1、
我恐怕是這個小區最寂寞的人呢?丈夫很早變心離我而去,小孩在讀寄宿學校,母親住在妹妹那里,只剩下一個人影只孤單待在家中。
上班、下班、吃飯、睡覺就是每天固定生活的全部內容。每當回到屋內,看到陳舊的家具、破損的墻壁、空蕩蕩的房間,我就會意識到:沒有人與我相伴,沒有,一個人也沒有。
我很羨慕依偎在一起笑意盈盈的戀人,很羨慕隔壁傳來孩子稚聲稚氣的聲音,以至于喝多了酒幾個人勾肩搭背說著醉話,我也羨慕。看到這些,羨慕中更多的是難過。

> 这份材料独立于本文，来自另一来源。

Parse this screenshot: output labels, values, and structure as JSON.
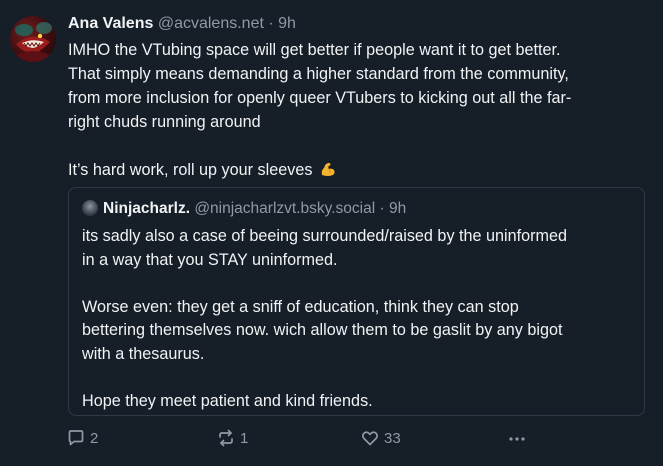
{
  "post": {
    "author_name": "Ana Valens",
    "author_handle": "@acvalens.net",
    "separator": "·",
    "time": "9h",
    "text_lines": [
      "IMHO the VTubing space will get better if people want it to get better.",
      "That simply means demanding a higher standard from the community,",
      "from more inclusion for openly queer VTubers to kicking out all the far-",
      "right chuds running around"
    ],
    "text_second": "It’s hard work, roll up your sleeves",
    "emoji": "flexed-biceps-emoji"
  },
  "quote": {
    "author_name": "Ninjacharlz.",
    "author_handle": "@ninjacharlzvt.bsky.social",
    "separator": "·",
    "time": "9h",
    "paragraph1_lines": [
      "its sadly also a case of beeing surrounded/raised by the uninformed",
      "in a way that you STAY uninformed."
    ],
    "paragraph2_lines": [
      "Worse even: they get a sniff of education, think they can stop",
      "bettering themselves now. wich allow them to be gaslit by any bigot",
      "with a thesaurus."
    ],
    "paragraph3": "Hope they meet patient and kind friends."
  },
  "actions": {
    "reply_count": "2",
    "repost_count": "1",
    "like_count": "33",
    "reply_icon": "speech-bubble-icon",
    "repost_icon": "repost-arrows-icon",
    "like_icon": "heart-icon",
    "more_icon": "ellipsis-icon"
  },
  "colors": {
    "background": "#161e27",
    "text_primary": "#f1f3f5",
    "text_secondary": "#8d9aa8",
    "border": "#2e3a48"
  }
}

我想成為他們中的一員,有一個喜歡的愛人;孩子在膝下說著令人發笑的言語;朋友一起出外吃飯、郊游。然而一切只是幻想,每天說的最多的就是點餐時“請問,這個多少錢。”或者停車繳費討價還價“喂,能不能少收一點”。
2、
為什么會這樣呢?我分析過其中的原因。我口齒笨拙,不善言語,總掌握不了其中的技巧,談話時語言生硬,聲音冷淡,有時常常說到一半就呆在那里,不知怎么接下去,讓人覺得無趣。很多時候人們說的客套話,我也常常當真,弄得大家下不了臺。

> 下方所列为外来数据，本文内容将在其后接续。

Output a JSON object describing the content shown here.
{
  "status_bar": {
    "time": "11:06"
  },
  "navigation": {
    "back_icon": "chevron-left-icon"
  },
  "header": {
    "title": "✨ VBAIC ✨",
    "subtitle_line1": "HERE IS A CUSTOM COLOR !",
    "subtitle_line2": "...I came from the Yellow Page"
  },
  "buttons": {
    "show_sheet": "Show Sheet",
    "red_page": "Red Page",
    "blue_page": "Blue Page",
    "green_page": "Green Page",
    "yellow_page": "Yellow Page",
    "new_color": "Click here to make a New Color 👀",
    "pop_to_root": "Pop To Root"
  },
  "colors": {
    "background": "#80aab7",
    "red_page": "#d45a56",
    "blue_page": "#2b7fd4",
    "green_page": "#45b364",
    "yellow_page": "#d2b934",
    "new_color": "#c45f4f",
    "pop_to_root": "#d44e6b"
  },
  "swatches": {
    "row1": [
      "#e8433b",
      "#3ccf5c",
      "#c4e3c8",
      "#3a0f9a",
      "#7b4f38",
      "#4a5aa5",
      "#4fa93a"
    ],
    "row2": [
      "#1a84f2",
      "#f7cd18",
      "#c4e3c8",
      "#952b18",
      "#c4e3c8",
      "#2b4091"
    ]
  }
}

我越發的孤單了,一方面旁人不愿接近,另一方面無法接受自己的軟弱,唯一的辦法就是偽裝起來,與他人保持一定的距離,盡量少說話。
很多年來,我沒有朋友,也沒有人與我親密。最多的是生活中應有的客套言語或者工作里必須的交流。看到旁人歡聲笑語,熱鬧非凡,我時常會心里難受,但表面上仍裝作如無其事的樣子,只是為了維護可伶的自尊。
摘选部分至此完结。